Сначала Рудольф взял в руки хлеб и, преломив его, отдал кусок обвиняемому, затем произнёс первую часть тоста:

— Я не посеял тебя, да будет посеян посеявший тебя. Я не пожинал тебя, да будет пожат серпами пожинавший тебя. Я не пёк тебя в огне, да будет испечён пекший тебя...

Разлив вино, Рудольф продолжил:

— Я не возделывал тебя, пусть будет возделан возделавший тебя. Я не источал сока плодов твоих в точиле для ягод, пусть будет источен источавший тебя в точиле для ягод. Я не изливал тебя в меха и сосуды твоего пребывания, пусть будет излит изливавший тебя в меха и сосуды — в моё насыщения...

Выпили. С минуту помолчали. После чего Рудольф приступил к пересказу той самой истории «без пафоса»:

— Одно из космогонических утверждений следующее, что Сатаниил — первородный сын Высочайшего Бога — возмутился против своего Отца и, будучи ниизвержен с небес, сотворил новое небо и землю, а также и тело первого человека Адама. Но душу человеку он сам дать не смог, для чего и обратился к Высочайшему Отцу Своему с просьбой послать божественное дыхание для оживления куска глины, обещая Ему владычество над духовной природой им оживлённого. Но Сатаниил захотел подчинить себе и душу человека, для чего через змея обольстил Еву и произвёл от неё Каина и сестру Каломену. Потомки Сатаниила взяли перевес над потомством Адама, и Сатаниил успел подчинить себе род человеческий. Имён у них много — каиниты, адамиты, продоциане, антиномисты, манихеи — а, иначе, на языке нашего ведомства, сарксы, то есть люди — плоти и преступления...

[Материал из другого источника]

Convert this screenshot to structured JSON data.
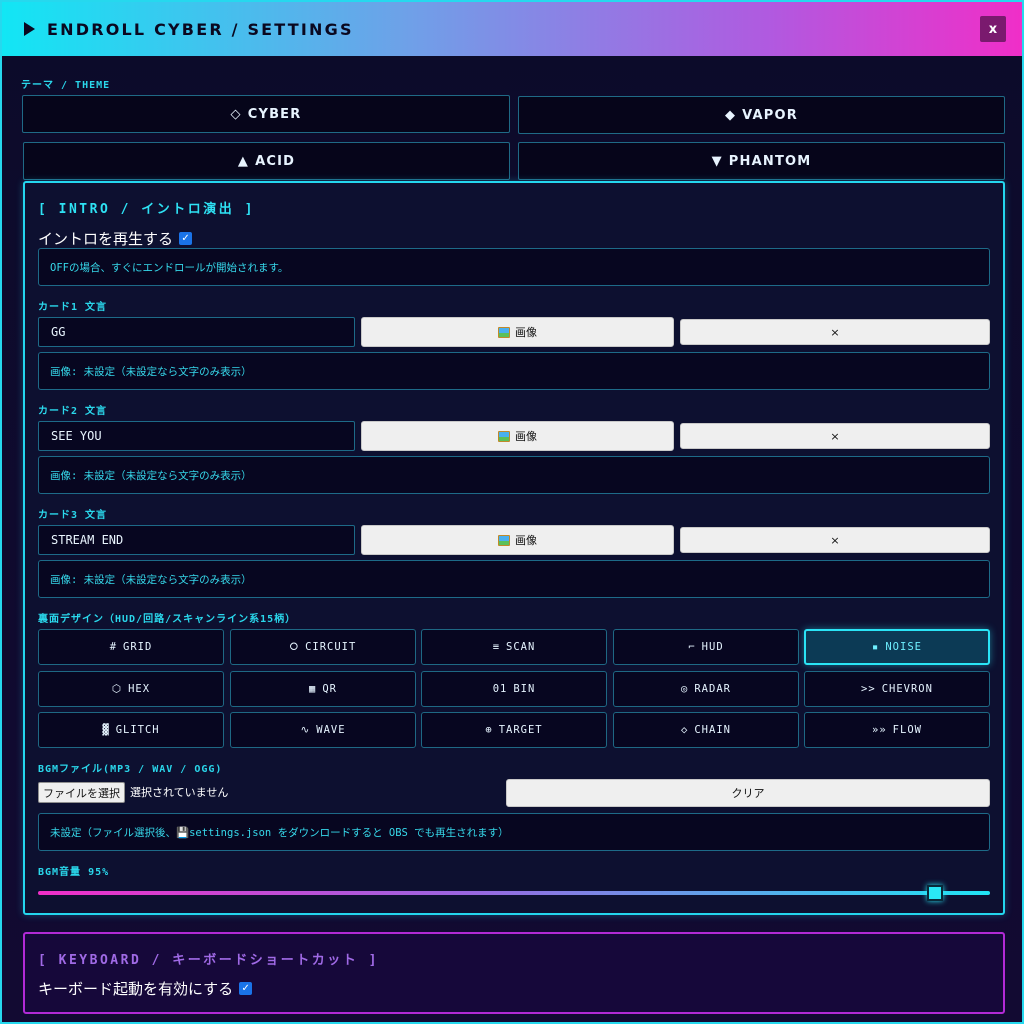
{
  "window": {
    "title": "ENDROLL CYBER / SETTINGS",
    "close_label": "x"
  },
  "theme": {
    "label": "テーマ / THEME",
    "options": [
      {
        "icon": "◇",
        "label": "CYBER",
        "active": true
      },
      {
        "icon": "◆",
        "label": "VAPOR",
        "active": false
      },
      {
        "icon": "▲",
        "label": "ACID",
        "active": false
      },
      {
        "icon": "▼",
        "label": "PHANTOM",
        "active": false
      }
    ]
  },
  "intro": {
    "heading": "[ INTRO / イントロ演出 ]",
    "play_label": "イントロを再生する",
    "play_checked": true,
    "note": "OFFの場合、すぐにエンドロールが開始されます。",
    "image_button": "画像",
    "clear_button": "×",
    "cards": [
      {
        "label": "カード1 文言",
        "value": "GG",
        "image_note": "画像: 未設定（未設定なら文字のみ表示）"
      },
      {
        "label": "カード2 文言",
        "value": "SEE YOU",
        "image_note": "画像: 未設定（未設定なら文字のみ表示）"
      },
      {
        "label": "カード3 文言",
        "value": "STREAM END",
        "image_note": "画像: 未設定（未設定なら文字のみ表示）"
      }
    ]
  },
  "design": {
    "label": "裏面デザイン（HUD/回路/スキャンライン系15柄）",
    "options": [
      {
        "icon": "#",
        "label": "GRID",
        "active": false
      },
      {
        "icon": "⭘",
        "label": "CIRCUIT",
        "active": false
      },
      {
        "icon": "≡",
        "label": "SCAN",
        "active": false
      },
      {
        "icon": "⌐",
        "label": "HUD",
        "active": false
      },
      {
        "icon": "▪",
        "label": "NOISE",
        "active": true
      },
      {
        "icon": "⬡",
        "label": "HEX",
        "active": false
      },
      {
        "icon": "▦",
        "label": "QR",
        "active": false
      },
      {
        "icon": "01",
        "label": "BIN",
        "active": false
      },
      {
        "icon": "◎",
        "label": "RADAR",
        "active": false
      },
      {
        "icon": ">>",
        "label": "CHEVRON",
        "active": false
      },
      {
        "icon": "▓",
        "label": "GLITCH",
        "active": false
      },
      {
        "icon": "∿",
        "label": "WAVE",
        "active": false
      },
      {
        "icon": "⊕",
        "label": "TARGET",
        "active": false
      },
      {
        "icon": "◇",
        "label": "CHAIN",
        "active": false
      },
      {
        "icon": "»»",
        "label": "FLOW",
        "active": false
      }
    ]
  },
  "bgm": {
    "label": "BGMファイル(MP3 / WAV / OGG)",
    "choose_button": "ファイルを選択",
    "file_status": "選択されていません",
    "clear_button": "クリア",
    "note": "未設定（ファイル選択後、💾settings.json をダウンロードすると OBS でも再生されます）",
    "volume_label": "BGM音量 95%",
    "volume": 0.95
  },
  "keyboard": {
    "heading": "[ KEYBOARD / キーボードショートカット ]",
    "enable_label": "キーボード起動を有効にする",
    "enable_checked": true
  }
}
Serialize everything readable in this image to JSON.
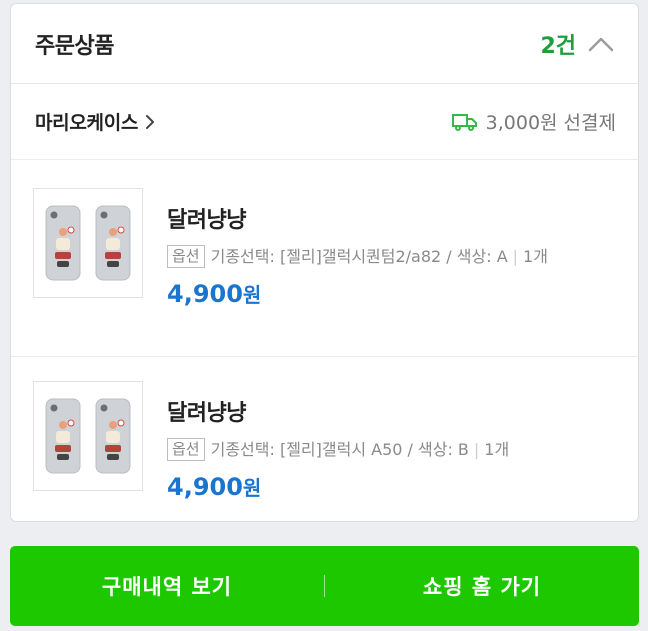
{
  "order_section": {
    "title": "주문상품",
    "count": "2건"
  },
  "seller": {
    "name": "마리오케이스",
    "shipping_fee": "3,000원 선결제"
  },
  "items": [
    {
      "name": "달려냥냥",
      "option_badge": "옵션",
      "option_text": "기종선택: [젤리]갤럭시퀀텀2/a82 / 색상: A",
      "quantity": "1개",
      "price": "4,900",
      "currency": "원"
    },
    {
      "name": "달려냥냥",
      "option_badge": "옵션",
      "option_text": "기종선택: [젤리]갤럭시 A50 / 색상: B",
      "quantity": "1개",
      "price": "4,900",
      "currency": "원"
    }
  ],
  "bottom_bar": {
    "purchase_history_label": "구매내역 보기",
    "go_shopping_home_label": "쇼핑 홈 가기"
  },
  "colors": {
    "accent_green": "#1ec800",
    "count_green": "#1e9e3e",
    "price_blue": "#1a75d1"
  },
  "icons": {
    "collapse": "chevron-up-icon",
    "seller_link": "chevron-right-icon",
    "shipping": "truck-icon"
  }
}
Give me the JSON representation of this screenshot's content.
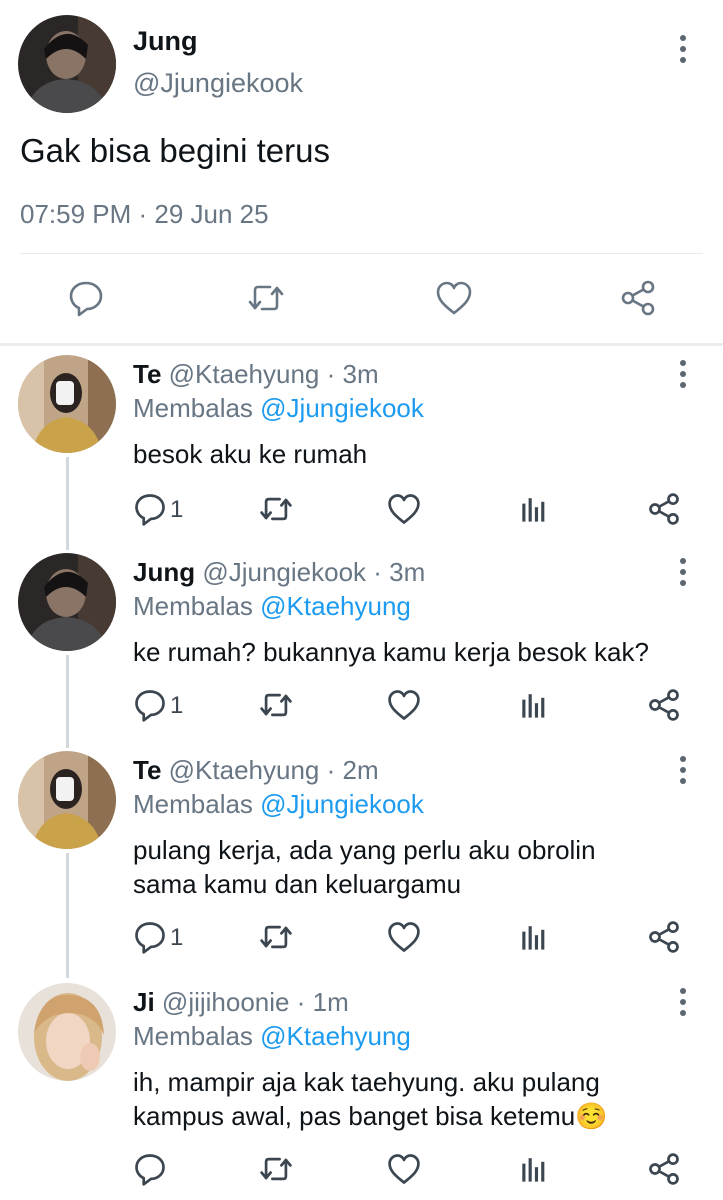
{
  "main_tweet": {
    "name": "Jung",
    "handle": "@Jjungiekook",
    "text": "Gak bisa begini terus",
    "timestamp": "07:59 PM · 29 Jun 25",
    "actions": [
      "reply-icon",
      "retweet-icon",
      "like-icon",
      "share-icon"
    ]
  },
  "replies": [
    {
      "name": "Te",
      "meta": "@Ktaehyung · 3m",
      "replying_prefix": "Membalas ",
      "replying_to": "@Jjungiekook",
      "text": "besok aku ke rumah",
      "reply_count": "1"
    },
    {
      "name": "Jung",
      "meta": "@Jjungiekook · 3m",
      "replying_prefix": "Membalas ",
      "replying_to": "@Ktaehyung",
      "text": "ke rumah? bukannya kamu kerja besok kak?",
      "reply_count": "1"
    },
    {
      "name": "Te",
      "meta": "@Ktaehyung · 2m",
      "replying_prefix": "Membalas ",
      "replying_to": "@Jjungiekook",
      "text": "pulang kerja, ada yang perlu aku obrolin sama kamu dan keluargamu",
      "reply_count": "1"
    },
    {
      "name": "Ji",
      "meta": "@jijihoonie · 1m",
      "replying_prefix": "Membalas ",
      "replying_to": "@Ktaehyung",
      "text": "ih, mampir aja kak taehyung. aku pulang kampus awal, pas banget bisa ketemu☺️",
      "reply_count": ""
    }
  ],
  "colors": {
    "text": "#0f1419",
    "secondary": "#687684",
    "link": "#1d9bf0",
    "divider": "#e6ecf0",
    "thread_line": "#cfd9de"
  }
}
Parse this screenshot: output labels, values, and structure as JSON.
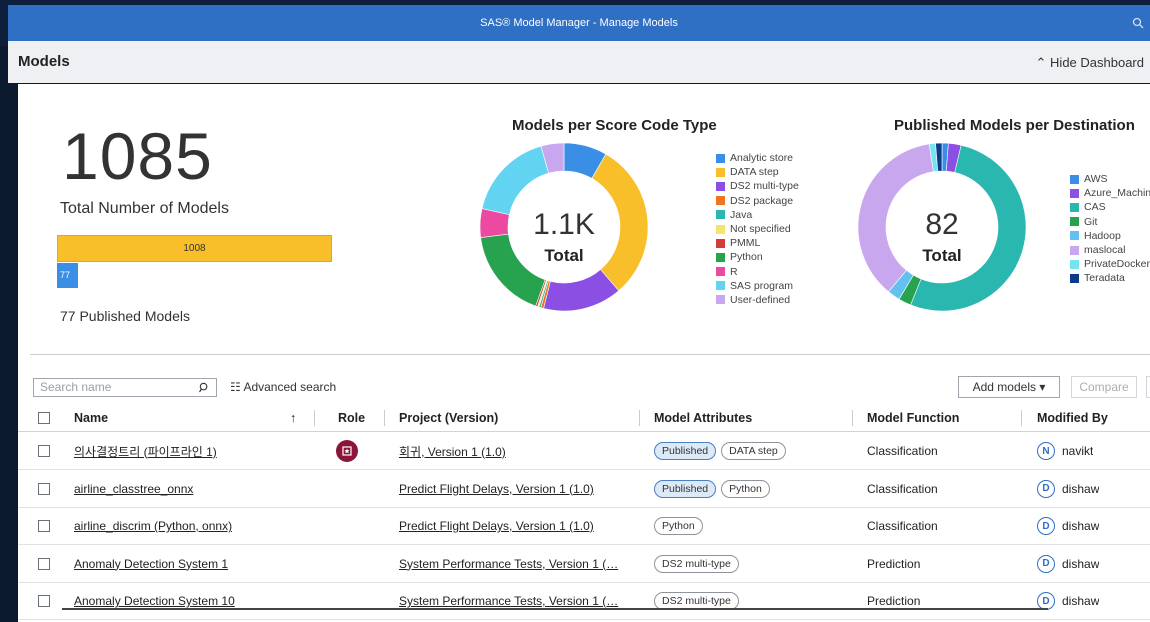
{
  "window": {
    "title": "SAS® Model Manager - Manage Models"
  },
  "header": {
    "page_title": "Models",
    "hide_dashboard": "Hide Dashboard"
  },
  "dashboard": {
    "total_models": "1085",
    "total_label": "Total Number of Models",
    "bar_total_label": "1008",
    "bar_published_label": "77",
    "published_label": "77 Published Models",
    "colors": {
      "bar_total": "#f8bf2a",
      "bar_published": "#3a8ee6"
    }
  },
  "score_code_chart": {
    "title": "Models per Score Code Type",
    "center_value": "1.1K",
    "center_label": "Total",
    "legend": [
      {
        "label": "Analytic store",
        "color": "#3a8ee6"
      },
      {
        "label": "DATA step",
        "color": "#f8bf2a"
      },
      {
        "label": "DS2 multi-type",
        "color": "#8b4fe3"
      },
      {
        "label": "DS2 package",
        "color": "#f07320"
      },
      {
        "label": "Java",
        "color": "#2ab7b0"
      },
      {
        "label": "Not specified",
        "color": "#f4e66b"
      },
      {
        "label": "PMML",
        "color": "#d63b3b"
      },
      {
        "label": "Python",
        "color": "#27a34f"
      },
      {
        "label": "R",
        "color": "#ec4aa0"
      },
      {
        "label": "SAS program",
        "color": "#63d3f2"
      },
      {
        "label": "User-defined",
        "color": "#c9a7ee"
      }
    ]
  },
  "destination_chart": {
    "title": "Published Models per Destination",
    "center_value": "82",
    "center_label": "Total",
    "legend": [
      {
        "label": "AWS",
        "color": "#3a8ee6"
      },
      {
        "label": "Azure_Machin",
        "color": "#8b4fe3"
      },
      {
        "label": "CAS",
        "color": "#2ab7b0"
      },
      {
        "label": "Git",
        "color": "#27a34f"
      },
      {
        "label": "Hadoop",
        "color": "#63c1ef"
      },
      {
        "label": "maslocal",
        "color": "#c9a7ee"
      },
      {
        "label": "PrivateDocker",
        "color": "#74e5ef"
      },
      {
        "label": "Teradata",
        "color": "#0d3b8c"
      }
    ]
  },
  "chart_data": [
    {
      "type": "pie",
      "title": "Models per Score Code Type",
      "categories": [
        "Analytic store",
        "DATA step",
        "DS2 multi-type",
        "DS2 package",
        "Java",
        "Not specified",
        "PMML",
        "Python",
        "R",
        "SAS program",
        "User-defined"
      ],
      "values": [
        90,
        330,
        165,
        6,
        4,
        3,
        4,
        190,
        60,
        185,
        48
      ],
      "center_value": "1.1K",
      "center_label": "Total"
    },
    {
      "type": "pie",
      "title": "Published Models per Destination",
      "categories": [
        "AWS",
        "Azure_Machin",
        "CAS",
        "Git",
        "Hadoop",
        "maslocal",
        "PrivateDocker",
        "Teradata"
      ],
      "values": [
        1,
        2,
        43,
        2,
        2,
        30,
        1,
        1
      ],
      "center_value": "82",
      "center_label": "Total"
    }
  ],
  "toolbar": {
    "search_placeholder": "Search name",
    "advanced_search": "Advanced search",
    "add_models": "Add models ▾",
    "compare": "Compare"
  },
  "table": {
    "columns": {
      "name": "Name",
      "sort": "↑",
      "role": "Role",
      "project": "Project (Version)",
      "attributes": "Model Attributes",
      "function": "Model Function",
      "modified_by": "Modified By"
    },
    "rows": [
      {
        "name": "의사결정트리 (파이프라인 1)",
        "role_icon": "champion-icon",
        "project": "회귀, Version 1 (1.0)",
        "attributes": [
          "Published",
          "DATA step"
        ],
        "function": "Classification",
        "initial": "N",
        "modified_by": "navikt"
      },
      {
        "name": "airline_classtree_onnx",
        "role_icon": "",
        "project": "Predict Flight Delays, Version 1 (1.0)",
        "attributes": [
          "Published",
          "Python"
        ],
        "function": "Classification",
        "initial": "D",
        "modified_by": "dishaw"
      },
      {
        "name": "airline_discrim (Python, onnx)",
        "role_icon": "",
        "project": "Predict Flight Delays, Version 1 (1.0)",
        "attributes": [
          "Python"
        ],
        "function": "Classification",
        "initial": "D",
        "modified_by": "dishaw"
      },
      {
        "name": "Anomaly Detection System 1",
        "role_icon": "",
        "project": "System Performance Tests, Version 1 (…",
        "attributes": [
          "DS2 multi-type"
        ],
        "function": "Prediction",
        "initial": "D",
        "modified_by": "dishaw"
      },
      {
        "name": "Anomaly Detection System 10",
        "role_icon": "",
        "project": "System Performance Tests, Version 1 (…",
        "attributes": [
          "DS2 multi-type"
        ],
        "function": "Prediction",
        "initial": "D",
        "modified_by": "dishaw"
      }
    ]
  }
}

Рудольф прервался, чтобы повторно долить вина. Затем — продолжил:

— В своём распутстве и в познании пороков они отыскивали персональное духовное совершенство человека. Сегодня почему-то никому не приходит на ум, что Незабвенная Слава и Известность некоторых изощрённых поборников нравственности состоялась, только благодаря их оппонентам, между собою. Я повторюсь, мы условно их именуем — сарксами.
Например, властоокая Квинтиллия, славная бесстыдством своих слов и дел, подвигла ни только написать Тертуллиана свой известный трактат de Baptismo, но и ретироваться ему в полярное Квинтилле исповедание — к монтанистам. Ну, и так далее...
Ведь, материя, по их исповеданию, суть — зло, а всякое её истребление любой ценой есть благо. Поэтому в ход идёт всё: ложь, убийство, предательство, блуд. Так как при неистовом разгуле коллективного разврата и мистических плясок — материя ослабевает, а потому должна выпускать душу адептов из своих когтей, а затем в конце концов, истончившись, трансформироваться в субстанцию духа и хаоса. Только, именно, эта цель — достойна реализации, а пресловутая мораль ортодоксов — ни к чему.
Сарксы — не нуждаются ни в иерархии, ни в организации — они стихийны и разрознены. Появляются всюду. И существуют по сетевому горизонтальному типу современных коммуникаций. Допустим, в Прибалтике, либо на Дальнем Востоке — одновременно действуют и даже не догадываются о своей синхронизации общих действий.
И ещё. Если среди них женщина, то она обязательно вне брака воспитывает себе преемницу. А, если, мужчина, то он, не пренебрегая официальностью уз, обилен связями на стороне, причем именно с теми, кто потом от них и выращивает себе преемниц. И так должно продолжаться у них, пока одна из них не произведёт на свет ту последнюю, которая и станет матерью для единственного, но могущественного сына. Того самого сына, которого писание нарекло сыном погибели. И теперь для них выходит так, что преступление находит их — без упреждения, так сказать, публично самоинициирует их в одну семью интересов, в тот самый «апокалипсис плоти», о котором я уже прежде упреждал Вас…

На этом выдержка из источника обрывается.